White explained that this situation "enrages me, because I have not read a single mainstream review that sought to appreciate Gibson's basic, powerful imagery on its own terms." He wondered aloud, "Does atheism rule? Does blindness rule criticism? To have this movie reviewed only by nonbelievers and half-thinkers is tantamount to fascism." Linking The Passion with Michael Moore's anti-war pic, he said, "also avoids the film's aesthetics," which is pretty much what the critic is there for. Ah, I'll let White tell it:

Many critics choose to do just that, but I can tell you there are millions of readers who, understandably, feel the lack. They aren't getting from criticism what they want/need to know about art, mythology, spirituality. They're only getting objections, recriminations, and remonstrations.

These comments came after fellow critics had damned The Passion as "anti-Semitic shit" and quarreled over who received the most (or best) death threats over their negative reviews of the movie. New York Times critic A.O. Scott explained that the problem was not "a lack of Christian film critics (though I grant that the underrepresentation you cite constricts the debate), but the status of criticism as a secular activity, one that of necessity touches only indirectly on ultimate matters."

I read (more or less) the entire run of the comments of this year's movie symposium and I have to say, whatever the problems in the wider world of movie criticism, a less New York, less liberal, less secular, less loopy mix for next year's critics sure would make it more readable. (Christopher Kelly argued that Shrek 2 was a pro-gay marriage blockbuster.
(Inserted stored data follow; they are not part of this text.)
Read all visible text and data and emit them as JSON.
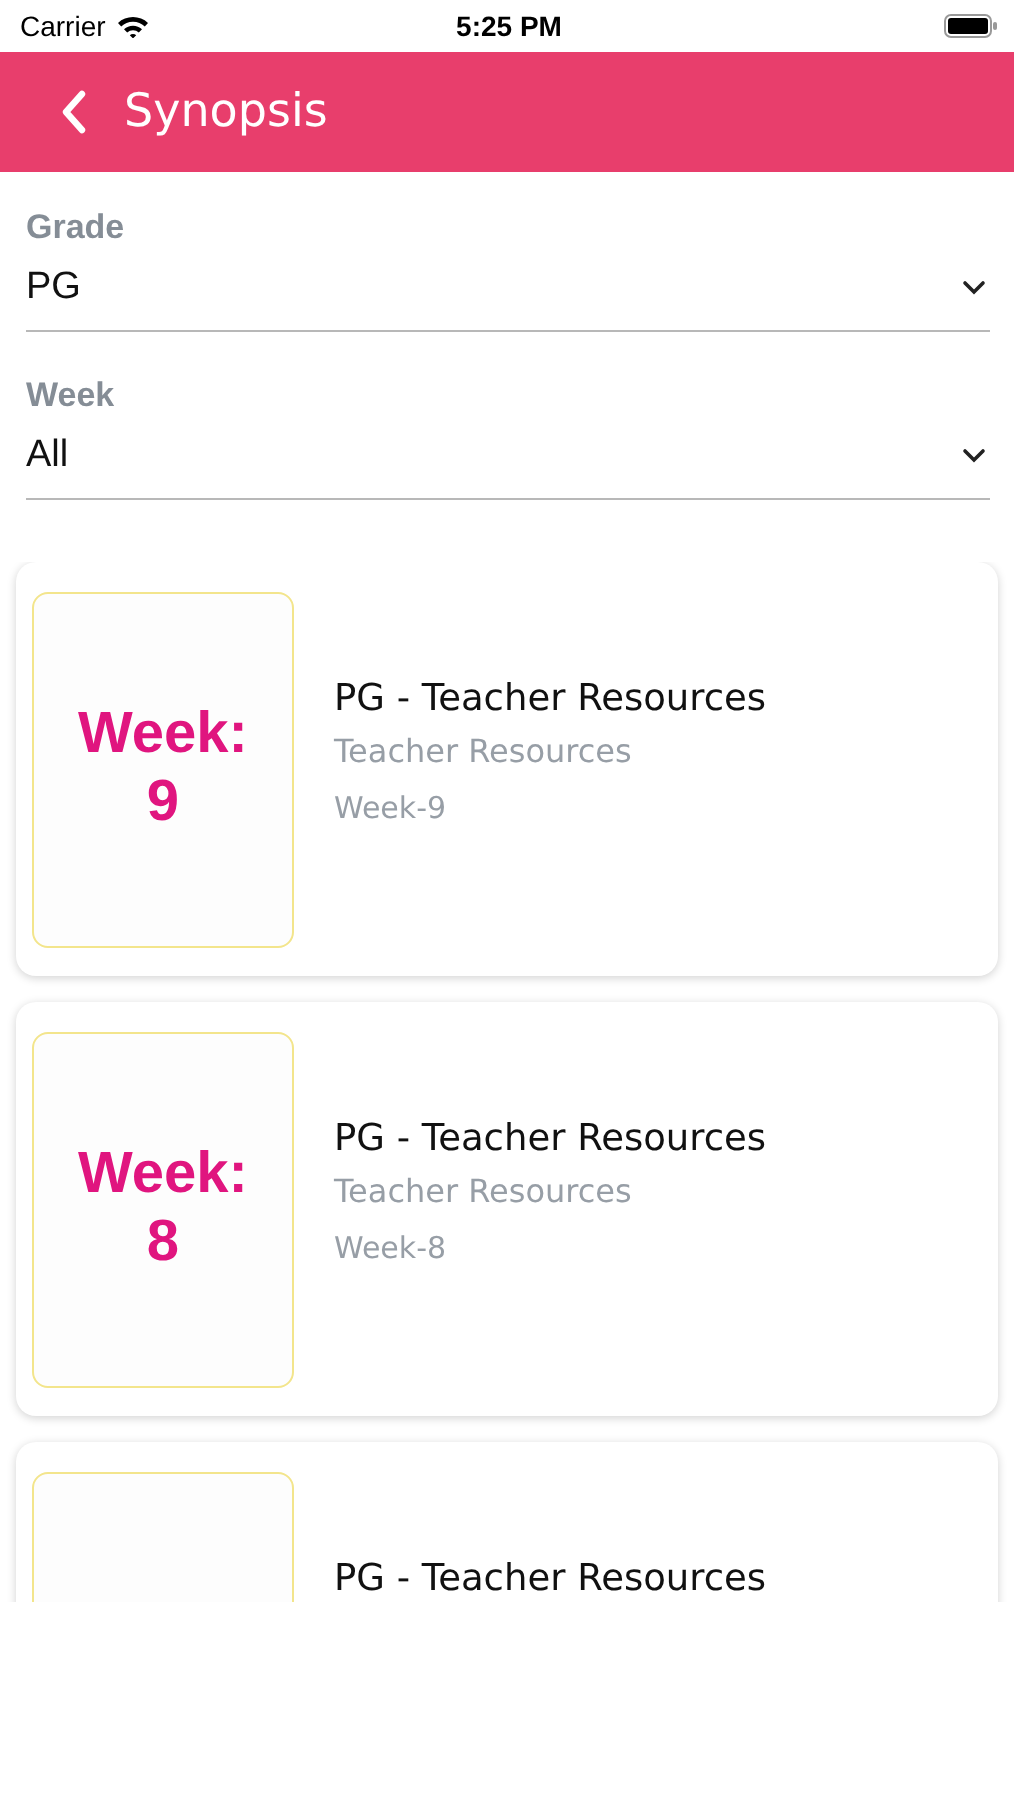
{
  "status_bar": {
    "carrier": "Carrier",
    "time": "5:25 PM"
  },
  "header": {
    "title": "Synopsis"
  },
  "filters": [
    {
      "label": "Grade",
      "value": "PG"
    },
    {
      "label": "Week",
      "value": "All"
    }
  ],
  "cards": [
    {
      "badge": [
        "Week:",
        "9"
      ],
      "title": "PG - Teacher Resources",
      "subtitle": "Teacher Resources",
      "week": "Week-9"
    },
    {
      "badge": [
        "Week:",
        "8"
      ],
      "title": "PG - Teacher Resources",
      "subtitle": "Teacher Resources",
      "week": "Week-8"
    },
    {
      "title": "PG - Teacher Resources"
    }
  ]
}
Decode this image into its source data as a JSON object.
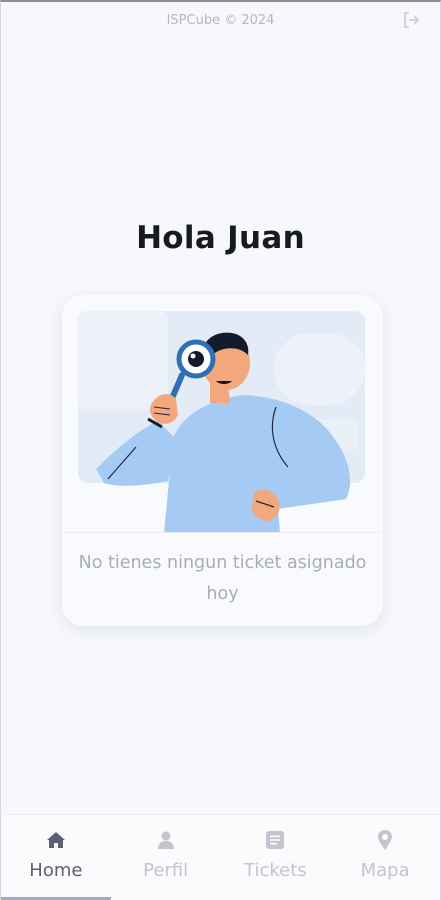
{
  "header": {
    "copyright": "ISPCube © 2024",
    "logout_icon": "logout-icon"
  },
  "greeting": "Hola Juan",
  "empty_state": {
    "illustration": "person-with-magnifying-glass",
    "message": "No tienes ningun ticket asignado hoy"
  },
  "bottom_nav": {
    "active": "Home",
    "items": [
      {
        "label": "Home",
        "icon": "home-icon"
      },
      {
        "label": "Perfil",
        "icon": "user-icon"
      },
      {
        "label": "Tickets",
        "icon": "ticket-icon"
      },
      {
        "label": "Mapa",
        "icon": "map-pin-icon"
      }
    ]
  },
  "colors": {
    "background": "#f7f8fd",
    "active_nav": "#5d6072",
    "inactive_nav": "#c2c5ce",
    "illustration_shirt": "#a5cbf4",
    "lens_rim": "#2e6fb5"
  }
}
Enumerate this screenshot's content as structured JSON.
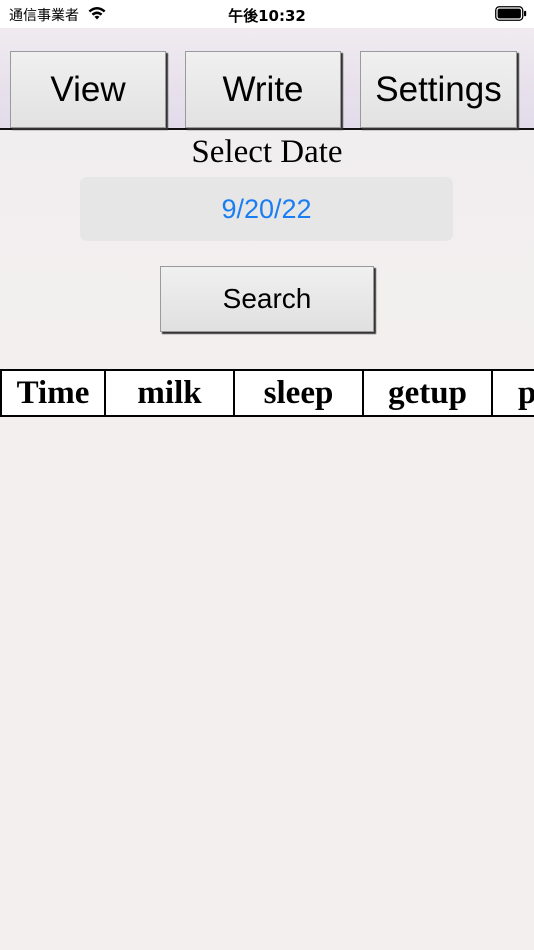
{
  "status_bar": {
    "carrier": "通信事業者",
    "time": "午後10:32"
  },
  "nav": {
    "view_label": "View",
    "write_label": "Write",
    "settings_label": "Settings"
  },
  "date_select": {
    "label": "Select Date",
    "value": "9/20/22",
    "value_color": "#1a7ef2"
  },
  "search": {
    "label": "Search"
  },
  "table": {
    "headers": [
      "Time",
      "milk",
      "sleep",
      "getup",
      "p"
    ]
  }
}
Uh, OK, but if we accept that line of argument, it was also pro-bestiality.)

As far as I can tell, all of the contributors this time were political liberals. To the extent that any had religious ties, they were either lapsed or badly frayed. Armond White came off as the token conservative only because he works at an alt-weekly that used to value contrarianism in its writers, and because the other contributors bristled so easily at the slightest non-anti-bourgeoisie provocation.

If Slate needs to get hold of some conservative and/or Christian critics who aren't aesthetic Philistines, they might draft Terry Teachout (Crisis' critic) or have a look at Christianity Today's movie site. If they really want to spice things up, they could draft James "I hate everything" Bowman or the American Conservative's controversial film critic Steve Sailer.